Bonjour Domitilla ! Tu es une maman expatriée, peux-tu nous en dire un peu plus ?

Je suis Domitilla de Laporte-Biebuyck, maman de 4 enfants expatriés depuis leur naissance (de 8 à 16 ans) et orthophoniste en ligne pour les patients francophones ou plurilingues  expatriés.

Après plusieurs expatriations (et notamment 9 ans en Asie, à Tokyo puis Singapour), nous vivons actuellement tout à fait à l’ouest de l’Allemagne, dans la jolie ville de Dresde (entre Berlin et Prague), où nous avons suivi mon mari qui a été muté ici! 😉

Apparemment tu es une habituée de l’expatriation ?  

Oui ! Je me rends compte que je suis finalement « expatriée » depuis mon  enfance  😉
Je suis née en Belgique, mais j’ai grandi en France. Apres mes études et mon mariage, nous avons régulièrement vécu à l’étranger l:
De 2000 à 2002, j’ai vécu à Londres (Angleterre).
Puis de 2002 à 2007 aux Rousses (Jura, France).
Ensuite de 2007 à 2010 à Tokyo (Japon).
Apres de 2010 a 2016 a Singapour,
Et maintenant en Allemagne, depuis 2 ans !

Comment s’est passée cette nouvelle expatriation pour ta famille ?

Nous sommes arrivés à Dresde il y a presque 2 ans. Grâce à l’école internationale (en anglais), les enfants n’ont pas eu trop de difficultés à surmonter  pour s’intégrer. En revanche, pour moi qui ne parle pas la langue allemande, cela a été beaucoup plus long pour trouver mes marques ! Il fait bon vivre en Saxe, car c’est un endroit où les choses sont bien organisées (transport en commun, hôpitaux, etc), il y a des pistes cyclables partout, beaucoup d’espaces verts… c’est parfait pour des familles.
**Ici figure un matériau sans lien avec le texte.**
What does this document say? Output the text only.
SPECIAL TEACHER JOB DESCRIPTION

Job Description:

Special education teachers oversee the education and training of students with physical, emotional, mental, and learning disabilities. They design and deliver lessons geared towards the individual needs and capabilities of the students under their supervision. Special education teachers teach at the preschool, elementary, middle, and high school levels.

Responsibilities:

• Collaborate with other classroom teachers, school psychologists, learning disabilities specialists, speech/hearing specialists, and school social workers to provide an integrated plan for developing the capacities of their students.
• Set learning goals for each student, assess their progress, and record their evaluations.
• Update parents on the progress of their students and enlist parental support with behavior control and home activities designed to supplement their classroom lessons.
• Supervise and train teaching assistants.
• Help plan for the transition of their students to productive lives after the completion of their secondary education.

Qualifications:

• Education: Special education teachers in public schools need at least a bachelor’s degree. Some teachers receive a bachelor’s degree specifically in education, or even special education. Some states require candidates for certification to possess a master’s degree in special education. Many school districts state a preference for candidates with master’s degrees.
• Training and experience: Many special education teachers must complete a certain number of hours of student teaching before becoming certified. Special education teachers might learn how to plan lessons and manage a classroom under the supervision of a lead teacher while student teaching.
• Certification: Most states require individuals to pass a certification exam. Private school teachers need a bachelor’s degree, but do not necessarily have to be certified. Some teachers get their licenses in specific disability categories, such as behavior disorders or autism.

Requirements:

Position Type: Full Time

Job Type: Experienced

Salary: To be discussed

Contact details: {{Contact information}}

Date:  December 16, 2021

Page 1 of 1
Tu es orthophoniste d’origine, comment as-tu transposée ton métier dans ta vie d’expatriée ?

L’idée m’est venue assez vite et simplement: il s’agit de poursuivre mon métier d’orthophoniste,  mais avec d’autres outilsCertains patients m’avaient demandé de poursuivre avec eux à distance, je les remercie… car c’est eux qui nous ont donné l’impulsion de départ pour créer une structure légale et un poste en ligne pour  pouvoir recevoir. A ce titre, la technologie est vraiment au service du patient; la relation en  visioconférence est très efficace! Je suis déjà partie pour n’avoir que de belles rencontres! 

Les enfants qui grandissent à l’étranger et / ou sont plurilingues ont besoin d’être accompagnés par des personnes spécialisées. Un enfant monolingue ne se rééduque pas de la même manière qu’un ETC. « Un enfant de troisième culture » .( « Un Enfant de Troisième Culture une personne qui a passé une partie importante de ses années de croissance dans une culture autre que celle de ses parents. Elle développe des relations avec chacune de ces cultures et s identifie dans une certaine mesure avec elles, mais elle ne se considère pourtant pas comme faisant intégralement partie d elles. Même si différents éléments de chaque culture s assimilent à son expérience et influencent son système de valeurs et son mode de vie, son sentiment d appartenance va vers ceux qui ont un vécu semblable au sien » Dr David Pollock et la Dr Ruth Van Reken)

Quel est le déroulé d’une séance d’orthophonie en ligne ?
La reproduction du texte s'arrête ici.